Metadata-Version: 2.1
Name: ScoringPy
Version: 1.0.7
Summary: ScoringPy is an open-source Python library designed to streamline the development and deployment of classical credit scorecards.
Home-page: https://github.com/Qubdi/ScoringPy
Author: Anri Tvalabeishvili, Kristine Dzneladze, Akaki Benidze
Author-email: QubdiSolutions@gmail.com
Project-URL: Documentation, https://timeline-manager.readthedocs.io/en/latest/index.html
Project-URL: HomePage, https://github.com/Qubdi/ScoringPy
Project-URL: Tracker, https://github.com/Qubdi/ScoringPy/issues
Classifier: Programming Language :: Python :: 3
Classifier: License :: OSI Approved :: MIT License
Classifier: Operating System :: OS Independent
Requires-Python: >=3.6
Description-Content-Type: text/markdown
License-File: LICENSE

# ScoringPy

**Overview**  
ScoringPy is an open-source Python library designed to streamline the development and deployment of classical credit scorecards. It simplifies the entire process from data preprocessing to scorecard scaling by providing robust tools and methods that ensure data integrity and model performance. By incorporating multiple layers of data anomaly detection, ScoringPy minimizes errors before model training, enhancing efficiency and reliability.

The library is divided into three main components:
1. **Data Preprocessing Pipeline**: Automate and save data manipulation steps using pipelines, ensuring consistency and efficiency when validating models or testing new data.
2. **Feature and Binning Selection**: Perform both automatic and manual feature selection and binning, with comprehensive reports and visualizations based on Weight of Evidence (WoE) analysis.
3. **Scorecard Deployment and Scaling**: Deploy and scale scorecards with customizable parameters, allowing for precise control over model coefficients and constants.

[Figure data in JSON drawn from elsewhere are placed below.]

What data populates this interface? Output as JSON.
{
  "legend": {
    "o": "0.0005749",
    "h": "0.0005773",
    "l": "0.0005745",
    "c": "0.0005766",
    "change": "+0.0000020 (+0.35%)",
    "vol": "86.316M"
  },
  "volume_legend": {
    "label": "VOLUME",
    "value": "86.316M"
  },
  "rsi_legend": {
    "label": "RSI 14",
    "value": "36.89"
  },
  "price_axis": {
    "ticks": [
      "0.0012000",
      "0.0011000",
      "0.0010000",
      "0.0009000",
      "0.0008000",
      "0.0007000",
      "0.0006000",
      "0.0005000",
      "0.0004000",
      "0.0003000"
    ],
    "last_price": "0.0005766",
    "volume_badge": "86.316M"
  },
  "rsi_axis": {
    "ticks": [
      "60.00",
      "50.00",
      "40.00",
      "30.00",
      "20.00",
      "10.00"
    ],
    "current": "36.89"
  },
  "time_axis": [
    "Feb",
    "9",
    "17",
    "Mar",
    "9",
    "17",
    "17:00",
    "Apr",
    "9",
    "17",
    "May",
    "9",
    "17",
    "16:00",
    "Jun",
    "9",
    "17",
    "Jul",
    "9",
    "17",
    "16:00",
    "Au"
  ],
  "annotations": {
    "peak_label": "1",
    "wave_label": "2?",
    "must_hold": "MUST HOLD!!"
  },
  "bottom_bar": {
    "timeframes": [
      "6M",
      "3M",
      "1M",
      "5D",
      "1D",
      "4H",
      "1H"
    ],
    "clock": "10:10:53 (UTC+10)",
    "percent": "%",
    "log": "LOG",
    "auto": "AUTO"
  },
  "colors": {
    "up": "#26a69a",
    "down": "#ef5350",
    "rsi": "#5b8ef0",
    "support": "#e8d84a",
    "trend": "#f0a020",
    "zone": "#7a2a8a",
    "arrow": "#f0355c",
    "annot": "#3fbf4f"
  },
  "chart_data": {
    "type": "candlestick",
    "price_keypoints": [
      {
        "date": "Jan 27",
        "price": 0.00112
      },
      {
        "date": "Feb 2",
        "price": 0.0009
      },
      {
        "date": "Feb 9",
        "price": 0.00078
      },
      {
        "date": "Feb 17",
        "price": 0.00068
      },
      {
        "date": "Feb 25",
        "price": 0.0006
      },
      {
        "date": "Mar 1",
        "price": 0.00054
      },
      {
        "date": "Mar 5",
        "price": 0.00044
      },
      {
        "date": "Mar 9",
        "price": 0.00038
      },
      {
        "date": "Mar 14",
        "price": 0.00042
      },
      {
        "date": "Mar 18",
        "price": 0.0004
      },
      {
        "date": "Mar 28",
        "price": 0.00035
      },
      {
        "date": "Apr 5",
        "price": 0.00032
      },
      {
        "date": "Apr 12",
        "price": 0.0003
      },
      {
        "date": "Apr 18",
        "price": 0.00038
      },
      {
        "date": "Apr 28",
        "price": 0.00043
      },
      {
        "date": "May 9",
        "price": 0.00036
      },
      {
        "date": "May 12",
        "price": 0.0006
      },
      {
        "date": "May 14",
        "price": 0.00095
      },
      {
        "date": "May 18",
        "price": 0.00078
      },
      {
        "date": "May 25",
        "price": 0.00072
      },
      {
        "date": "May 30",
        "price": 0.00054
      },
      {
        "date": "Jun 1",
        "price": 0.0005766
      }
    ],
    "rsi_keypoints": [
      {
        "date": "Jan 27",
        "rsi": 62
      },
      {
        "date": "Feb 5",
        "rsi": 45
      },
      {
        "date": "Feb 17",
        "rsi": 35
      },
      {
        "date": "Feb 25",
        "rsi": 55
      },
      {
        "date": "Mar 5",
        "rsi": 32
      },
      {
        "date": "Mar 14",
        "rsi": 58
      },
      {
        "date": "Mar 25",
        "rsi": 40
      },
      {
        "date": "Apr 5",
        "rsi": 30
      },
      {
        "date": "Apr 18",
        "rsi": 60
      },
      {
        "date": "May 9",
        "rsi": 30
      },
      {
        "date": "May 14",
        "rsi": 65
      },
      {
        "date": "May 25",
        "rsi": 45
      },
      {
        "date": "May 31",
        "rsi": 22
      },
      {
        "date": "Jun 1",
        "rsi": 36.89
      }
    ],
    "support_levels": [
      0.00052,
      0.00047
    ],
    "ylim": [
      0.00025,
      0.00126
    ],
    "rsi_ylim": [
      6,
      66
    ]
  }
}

By using ScoringPy, you can build robust credit scoring models with ease, reduce error rates, and enhance efficiency throughout the credit scoring process.

# Table of Contents

- [Features](##features)
- [Installation](#installation)
  - [Using pip](#using-pip)
  - [Using conda](#using-conda)
- [Usage](#usage)
  - [Processing](#processing)
    - [Pipeline Initialization](#pipeline-initialization)
      - [Type 1: Sequential Data Transformation with Automatic Flow](#type-1-sequential-data-transformation-with-automatic-flow)
      - [Type 1: Reusing the Pipeline](#type-1-reusing-the-pipeline)
      - [Type 2: Non-Sequential Data Processing with Manual Flow](#type-2-non-sequential-data-processing-with-manual-flow)
      - [Type 2: Reusing the Pipeline](#type-2-reusing-the-pipeline)
      - [Processing Optional Arguments](#processing-optional-arguments)
  - [WoeAnalysis](#woeanalysis)
    - [Methods](#methods)
      - [Analyzing Discrete Variables](#analyzing-discrete-variables)
      - [Analyzing Continuous Variables](#analyzing-continuous-variables)
    - [Additional Attributes](#additional-attributes)
  - [WoeBinning](#woebinning)
  - [CreditScoring](#creditscoring)
    - [Steps](#steps)
    - [Example](#example)
  - [Performance Testing and Monitoring](#performance-testing-and-monitoring)
- [Best Practices and Detailed Explanations](#best-practices-and-detailed-explanations)
  - [Data Preprocessing Pipeline](#data-preprocessing-pipeline)
  - [WoE Analysis and Binning](#woe-analysis-and-binning)
  - [Data Transformation with WoeBinning](#data-transformation-with-woebinning)
  - [Credit Score Scaling](#credit-score-scaling)
- [Conclusion](#conclusion)
- [Contribution and Support](#contribution-and-support)



## Features
- **Data Preprocessing with Pipeline**: Automate and save every data manipulation step using a pipeline, which can be easily reapplied to new data. This ensures consistent preprocessing and reduces the likelihood of errors.
- **Feature Selection with WoE Analysis**: Generate detailed reports and visualizations for each feature based on WoE and Information Value (IV). This includes statistical summaries that help in understanding the predictive power of each feature.
- **Binning (Manual and Automatic)**: Bin continuous features for classical scoring models. Choose between manual binning or automatic suggestions provided by the library. Binning validation is included in the feature statistics report, checking if any data falls outside bin ranges.
- **Final Data Transformation**: Apply a second layer of protection against outlier data. The library alerts you if any data points fall outside the defined bin ranges during transformation.
- **Scorecard Deployment and Scaling**: Scale scores based on the model's coefficients and constants. The scaling is fully customizable, with default values optimized for most scaling scenarios.
- **Performance Testing**: Easily test the scorecard's performance on different data populations using the preprocessing pipelines.
- **Monitoring**: Track scorecard and population performance over time, leveraging the consistent preprocessing steps provided by the pipelines.

## Installation

You can install ScoringPy using either `pip` or `conda`.

### Using pip

```bash
pip install ScoringPy
```

### Using conda

```bash
conda install -c conda-forge ScoringPy
```

## Usage

ScoringPy provides several modules, each designed for a specific part of the credit scoring process:

- **Processing**: For data preprocessing.
- **WoeAnalysis**: For feature selection and binning using WoE analysis.
- **WoeBinning**: For transforming data based on the selected features and bins.
- **CreditScoring**: For scaling scores and probabilities based on the model and scaling constants.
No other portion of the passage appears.